Note: Output: Add a few notes, fully close the app, and reopen it -> your notes are still there. The first effect runs once to load. The second runs whenever notes changes (note the [notes]) and saves the latest list.

Tip: Order matters here. The load effect has [] so it runs only once, on open. The save effect has [notes] so it runs every time the list changes — including right after loading, which simply re-saves the same notes. That is harmless, so you do not need to worry about the two effects clashing.

Your tasks

  1. Get Step 1 working: add notes and see them in the list.
  2. Add Step 2 so tapping a note deletes it.
  3. Add Step 3 so notes are saved and reload after a restart.
  4. Polish it: style the input and notes, and add a heading like "My Notes".

Stretch goals

  • Show a "No notes yet" message with ListEmptyComponent when the list is empty.
  • Add a confirm step before deleting, using Alert.alert with two buttons.
  • Add a second screen (a stack) that shows one note in full when tapped.

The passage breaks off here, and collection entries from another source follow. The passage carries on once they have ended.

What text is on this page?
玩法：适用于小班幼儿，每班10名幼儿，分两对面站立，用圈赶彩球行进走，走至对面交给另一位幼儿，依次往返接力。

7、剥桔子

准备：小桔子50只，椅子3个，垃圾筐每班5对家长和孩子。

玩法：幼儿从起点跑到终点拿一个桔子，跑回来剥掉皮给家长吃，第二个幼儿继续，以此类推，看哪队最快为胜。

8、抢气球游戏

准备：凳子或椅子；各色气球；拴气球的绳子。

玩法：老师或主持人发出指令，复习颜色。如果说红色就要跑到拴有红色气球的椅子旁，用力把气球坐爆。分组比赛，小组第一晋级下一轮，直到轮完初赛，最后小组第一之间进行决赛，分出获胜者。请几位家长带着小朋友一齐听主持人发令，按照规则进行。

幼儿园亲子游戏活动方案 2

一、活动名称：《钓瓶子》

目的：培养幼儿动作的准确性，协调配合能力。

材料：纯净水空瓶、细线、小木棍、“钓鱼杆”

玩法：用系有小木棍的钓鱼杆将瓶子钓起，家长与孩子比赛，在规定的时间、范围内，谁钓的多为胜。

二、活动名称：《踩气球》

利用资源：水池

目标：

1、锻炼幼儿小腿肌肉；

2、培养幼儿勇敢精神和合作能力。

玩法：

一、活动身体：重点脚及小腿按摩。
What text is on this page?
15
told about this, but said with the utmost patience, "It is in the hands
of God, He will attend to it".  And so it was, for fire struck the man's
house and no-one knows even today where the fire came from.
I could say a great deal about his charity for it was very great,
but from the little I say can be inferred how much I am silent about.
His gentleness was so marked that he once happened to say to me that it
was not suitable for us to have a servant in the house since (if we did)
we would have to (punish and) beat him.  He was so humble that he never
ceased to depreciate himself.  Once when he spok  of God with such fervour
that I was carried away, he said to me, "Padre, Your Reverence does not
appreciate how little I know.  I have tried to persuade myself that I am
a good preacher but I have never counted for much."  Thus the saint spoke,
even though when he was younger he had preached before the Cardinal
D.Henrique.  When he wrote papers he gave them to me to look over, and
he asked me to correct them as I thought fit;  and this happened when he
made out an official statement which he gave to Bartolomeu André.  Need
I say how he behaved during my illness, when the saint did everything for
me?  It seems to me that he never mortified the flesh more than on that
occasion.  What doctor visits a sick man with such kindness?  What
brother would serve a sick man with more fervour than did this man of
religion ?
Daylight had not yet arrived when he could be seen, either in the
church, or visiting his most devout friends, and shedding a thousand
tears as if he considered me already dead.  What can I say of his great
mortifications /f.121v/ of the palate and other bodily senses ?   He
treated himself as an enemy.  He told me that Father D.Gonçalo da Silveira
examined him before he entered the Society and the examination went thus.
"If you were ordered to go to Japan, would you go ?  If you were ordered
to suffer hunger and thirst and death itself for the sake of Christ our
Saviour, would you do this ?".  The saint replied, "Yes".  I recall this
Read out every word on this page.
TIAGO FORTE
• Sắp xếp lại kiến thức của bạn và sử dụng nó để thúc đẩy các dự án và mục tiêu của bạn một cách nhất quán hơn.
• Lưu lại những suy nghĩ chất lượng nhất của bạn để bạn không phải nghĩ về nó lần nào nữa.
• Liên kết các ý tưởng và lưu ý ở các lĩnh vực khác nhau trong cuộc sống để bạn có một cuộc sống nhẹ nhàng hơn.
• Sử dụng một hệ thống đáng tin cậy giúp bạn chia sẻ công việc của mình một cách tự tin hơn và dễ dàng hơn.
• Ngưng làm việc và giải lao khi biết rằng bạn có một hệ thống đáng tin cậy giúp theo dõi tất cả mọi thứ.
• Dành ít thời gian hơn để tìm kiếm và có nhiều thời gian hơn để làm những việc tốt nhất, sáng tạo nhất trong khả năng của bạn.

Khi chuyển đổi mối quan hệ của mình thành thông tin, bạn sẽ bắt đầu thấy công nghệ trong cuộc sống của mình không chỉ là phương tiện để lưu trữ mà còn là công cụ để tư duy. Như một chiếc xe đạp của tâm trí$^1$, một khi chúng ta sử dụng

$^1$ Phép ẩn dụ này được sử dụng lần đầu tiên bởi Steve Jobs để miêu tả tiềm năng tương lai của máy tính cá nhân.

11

Watch out: Build in small steps and test after each one. Get Step 1 fully working before adding delete, and add saving last. A small finished app beats a big broken one.

Note: When this works you have built a real, useful mobile app that remembers data on the device — using input, state, lists and storage together. Run it on your own phone and add it to your portfolio!

Q. In this app, which piece makes the notes survive after you fully close and reopen it?

Answer: useState is forgotten when the app closes. Saving to and loading from AsyncStorage is what keeps the notes between launches.

✍️ Practice

  1. Add a "Clear all" button that empties the notes and the saved storage.
  2. Show the total number of notes in the heading, e.g. "My Notes (3)".

🏠 Homework

  1. Extend the app or rebuild it as a simple weather or expense tracker, reusing the same input + FlatList + AsyncStorage pattern. Write a short note on what you changed.